Schenectady County

Schenectady wants piece of meeting industry

Absent a convention center, Schenectady is not the obvious choice for large trade shows, conventions
Owner of the Washington Street Armory in Schenectady Ray Legere stands in the stadium seat section with the converted soccer turf playing surface behind him Tuesday, March 31, 2015.
Owner of the Washington Street Armory in Schenectady Ray Legere stands in the stadium seat section with the converted soccer turf playing surface behind him Tuesday, March 31, 2015.

Absent a convention center, Schenectady is not the obvious choice for large trade shows, conventions and annual conferences.

But that could be a good thing, at least according to one meeting industry expert, who says the people planning those kinds of gatherings are sick of the same old cookie-cutter spaces and hunting instead for fresh, interesting venues. And Schenectady has plenty of those, like an old bank turned banquet hall and a recently refurbished armory.

Schenectady has other things these people want; they just don’t know it yet, said Meeting Industry Experts CEO Brigitte Connors. Its downtown is walkable, with pedestrian-friendly sidewalks and crosswalks and an eclectic mix of restaurants. It has a train station smack in the middle of downtown. And once Mohawk Harbor is built, it will soon have variety: meeting rooms and dining spots along a bike-hike path and river.

“Banquet space with water views is a really nice way to break up the conference room rut,” she said. “A nice view with interesting things to look at can be very conducive for learning and networking. People need stimulation.”

The Schenectady County Visitors Agency just hired Connors as a sales consultant to help the city compete for and win new convention and meeting business, courtesy of a $23,500 grant from the Schenectady County Metroplex Development Authority. The grant will also go toward developing materials to market the county as a meeting destination and submit bids for upcoming meetings.

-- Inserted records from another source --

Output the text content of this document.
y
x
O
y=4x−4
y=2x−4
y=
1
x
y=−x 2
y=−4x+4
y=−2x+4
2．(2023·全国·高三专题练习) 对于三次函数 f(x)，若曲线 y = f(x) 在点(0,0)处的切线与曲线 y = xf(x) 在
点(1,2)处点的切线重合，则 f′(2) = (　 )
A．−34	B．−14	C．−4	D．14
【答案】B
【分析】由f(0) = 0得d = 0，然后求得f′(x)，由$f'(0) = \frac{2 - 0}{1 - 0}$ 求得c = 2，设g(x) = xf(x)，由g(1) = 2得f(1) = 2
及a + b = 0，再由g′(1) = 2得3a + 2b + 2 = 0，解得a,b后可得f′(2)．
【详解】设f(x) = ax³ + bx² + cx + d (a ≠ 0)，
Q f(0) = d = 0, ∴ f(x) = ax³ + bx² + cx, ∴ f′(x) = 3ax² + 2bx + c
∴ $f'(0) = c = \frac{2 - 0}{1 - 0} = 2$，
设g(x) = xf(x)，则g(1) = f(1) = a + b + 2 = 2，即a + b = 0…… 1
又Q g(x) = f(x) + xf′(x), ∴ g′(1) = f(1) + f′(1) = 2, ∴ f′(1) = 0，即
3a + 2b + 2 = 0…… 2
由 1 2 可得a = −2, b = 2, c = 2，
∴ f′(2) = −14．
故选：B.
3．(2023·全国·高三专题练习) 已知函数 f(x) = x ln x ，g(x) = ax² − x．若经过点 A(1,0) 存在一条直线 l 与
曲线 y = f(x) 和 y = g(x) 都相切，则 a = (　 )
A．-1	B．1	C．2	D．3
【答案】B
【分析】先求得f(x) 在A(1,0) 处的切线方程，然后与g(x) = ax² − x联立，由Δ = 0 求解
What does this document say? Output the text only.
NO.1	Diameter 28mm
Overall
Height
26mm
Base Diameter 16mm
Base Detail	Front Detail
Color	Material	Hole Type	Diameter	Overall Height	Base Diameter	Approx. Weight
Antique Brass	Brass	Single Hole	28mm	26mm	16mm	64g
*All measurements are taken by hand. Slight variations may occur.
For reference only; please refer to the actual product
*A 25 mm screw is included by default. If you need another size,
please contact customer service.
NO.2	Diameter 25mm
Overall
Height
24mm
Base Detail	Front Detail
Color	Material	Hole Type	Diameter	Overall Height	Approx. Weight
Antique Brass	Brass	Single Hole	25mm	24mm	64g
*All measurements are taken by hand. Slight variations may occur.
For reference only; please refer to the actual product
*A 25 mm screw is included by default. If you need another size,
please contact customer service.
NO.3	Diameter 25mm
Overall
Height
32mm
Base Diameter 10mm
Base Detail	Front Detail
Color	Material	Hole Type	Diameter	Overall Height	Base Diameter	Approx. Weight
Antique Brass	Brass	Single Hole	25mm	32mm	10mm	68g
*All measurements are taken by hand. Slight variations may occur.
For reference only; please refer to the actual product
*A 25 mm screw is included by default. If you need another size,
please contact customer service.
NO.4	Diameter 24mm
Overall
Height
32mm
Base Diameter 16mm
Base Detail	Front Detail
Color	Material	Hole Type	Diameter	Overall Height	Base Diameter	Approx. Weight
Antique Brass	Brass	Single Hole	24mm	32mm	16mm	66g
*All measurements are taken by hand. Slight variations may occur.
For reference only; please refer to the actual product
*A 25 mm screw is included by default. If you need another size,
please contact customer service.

The time is now to start competing for more meetings, conventions and events, said Metroplex Chairman Ray Gillen. In the past, the city has been hampered by its lack of hotel rooms, he said. But with three new hotels boasting a combined 400 rooms coming to the city in the next two years, a place to spend the night for attendees should no longer be a problem.

“Proctors is a great space for these events, especially with Key Hall and GE Theater right there,” he said. “But the Hampton Inn next door has 100 rooms. It’s hosting General Electric employees and weddings practically every weekend. We just weren’t able to produce the hotel rooms we needed to support the conference space people wanted.”

With the Holiday Inn on Nott Terrace out of commission, hotel space has been even harder to come by than usual. That hotel was demolished to make way for a new 124-room DoubleTree by Hilton, which is under construction and accepting reservations starting in December.

The former American Locomotive Company campus off Erie Boulevard is getting two new hotels — including a 124-room Courtyard by Marriott and an as-yet-to-be-named national brand offering 150 rooms — as part of a massive redevelopment that will feature a casino, condos, apartments, retail space and a harbor. But the hotels aren’t just necessary for overnight guests of the casino.

A large banquet facility capable of seating anywhere from 800 to 1,000 people is coming to the site, as well.

“It will be the biggest in the county,” Gillen said. “And the reason we need to do this now is these people book their meetings two, three years out. So we’re going to be up and running with big-event space at the casino in that time frame, and we want to be prepared.”

Shuttle service will be offered from the casino site to downtown, which Gillen described as a key selling point when competing for regional meetings hosted by state associations, trade groups, labor organizations and others.

The Schenectady County Visitors Agency, the county’s tourism promotion agency, which is sponsored by Proctors, will send a representative to a meeting of the Empire State Society of Association Executives next month to begin recruiting for conferences and meetings. One of its tasks will be selling existing space in the city, as well as future space.

One of the largest spaces in the city — the Schenectady Armory — has long been ignored, having spent most its life as military training space. The 86,000-square-foot goliath along Washington Avenue actually features 27,500 square feet of main floor space — bigger even than the floor space of the Times Union Center and Washington Avenue Armory in Albany. Ray and Jeff Legere of Legere Restorations have been refurbishing the space as a multipurpose sporting arena, but are also adamant about marketing it for trade shows, exhibition space and large events.

On Wednesday, the Metroplex board approved a $90,000 grant to help with the renovation costs.

“GE, back in the ’50s, had its big stockholder meetings there,” Gillen said. “So it’s kind of like going back to the future by using the armory as this big venue. It’s an interesting venue. And people in the meeting business are looking for interesting venues, things that are a little quirky.”

Key Hall, located near Proctors downtown, drums up a lot of event business, in large part because of the venue’s quirkiness. The historic building was a bank for more than 100 years and features Italian marble, terrazzo floors, a 40-foot-high ceiling and the bank’s original vault.

“Many people have told us that they’re tired of the same old venues,” Gillen said. “There’s a blinding sameness about four white walls in a suburban setting. We have interesting space. And now that we’ll have enough hotel rooms, this new project is going to take us to the next level.”